Immunoglobulin sequences from human subjects that received an influenza vaccine were previously described and are publicly available for further analysis at Sequence Read Archive, accession ID SRX19071726. For processing and alignment of raw sequences, pRESTO was used following the vignette (https://presto.readthedocs.io/en/stable/workflows/Jiang2013_Workflow.html) that is tailored to this dataset. For mutation analysis and lineage reconstruction, standard workflow from the Immcantation Framework were used as described under ‘B cell repertoire analysis’. Productive VH4-34 sequences from 3 children (8–17 years old), 5 young adults (18–30 years old), and 4 elderly adults (70–100 years old) at days 0 and 7 were analyzed for percentage of mutations, isotype, and the presence of replacement mutations at codon positions 23–25. Mutation load in IGHV4-34 sequences was calculated using observedMutations function from the Immcantation framework package SHazaM, with replacement or substitution mutation frequencies reported as indicated across either the whole sequence, individual codons, or IMGT framework (FWR) or complementarity determining region (CDR) annotations42,43. To capture changes in clonally related sequences across pre-vaccination peripheral blood B cells and day 7 plasmablasts, sequences from both these visits were merged into a single .fasta file for each donor, and clonal assignment was performed using sequence similarity thresholds based on SHazaM’s distToNearest function and nucleotide Hamming Distance model. Lineage reconstruction of IGHV4-34 sequences was done with buildPhylipLineage function from the Alakazam package44,45, which uses the dnapars tool from PHYLIP46. Custom code used for mutation analysis and phylogenetic lineage reconstruction are available at https://github.com/rpholla/Influenza-vaccination-B-cell-responses.git.
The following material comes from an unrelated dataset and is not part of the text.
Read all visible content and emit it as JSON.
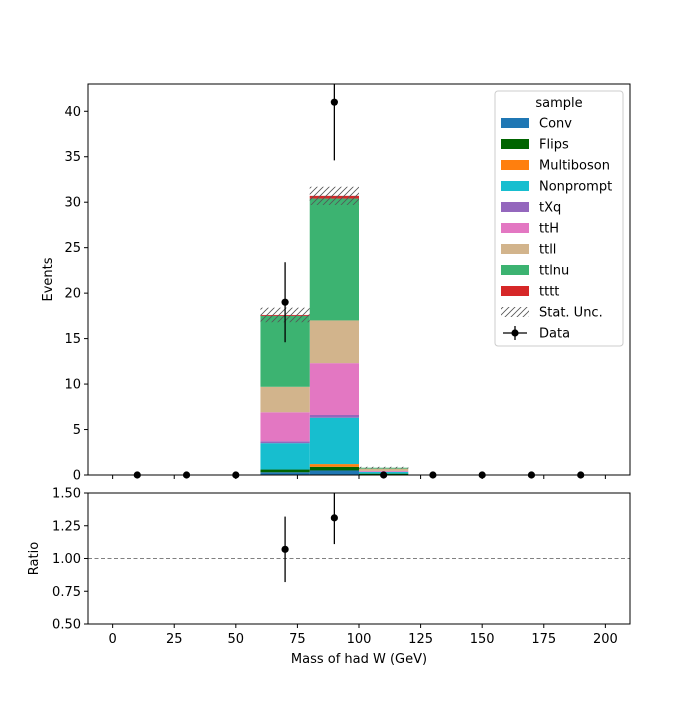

Quantification and statistical analysis

All flow cytometry data were analyzed using FlowJo and Prism software. For comparisons of flow cytometry data between 18–34 and 55–80 year old healthy individuals, including B cell subpopulations, subsets, isotypes, 9G4 binding, and percentage of CD73+ BN cells within a given relative surface IgM level, statistical significance was determined by Mann-Whitney test, and a p-value < 0.05 was considered to be significant. For surface IgM levels between CD73- and CD73+ BN cells in younger and older individuals, statistical significance was determined by Kruskal-Wallis test, and p < 0.05 was considered statistically significant. For quantification of CD73 versus surface IgM expression, PTEN versus surface IgM expression, and calcium flux responses between CD73- and CD73+ BN cells, statistical significance was determined by paired Wilcoxon test, and a p-value < 0.05 was considered significant. For comparisons of four BN cell subsets determined by CD73 and IgM expression, statistical significance was determined by one-way ANOVA test with Šidák multiple comparisons test, and a p-value < 0.05 was considered significant. For mutation analyses, statistical analyses were performed on Prism software and RStudio. For comparisons of each BCR isotype, pooled SMLow versus SMHigh VH4-34 sequences from three participants in the 8–17 year group, five in the 18–30 year group, and four in the 70–100 year old group. Statistical significance was determined by Fisher’s exact test, and a p < 0.05 was considered statistically significant. For mutation analyses at each codon position between germline AVY and mutated AVY VH4-34 sequences, VH4-34 sequences were pooled according to isotype (IgM+, IgG+, and IgA+) and age group, and the percent mutation at each codon position was calculated. Statistical significance was determined by Fisher’s exact test, and a p < 0.05 was considered statistically significant.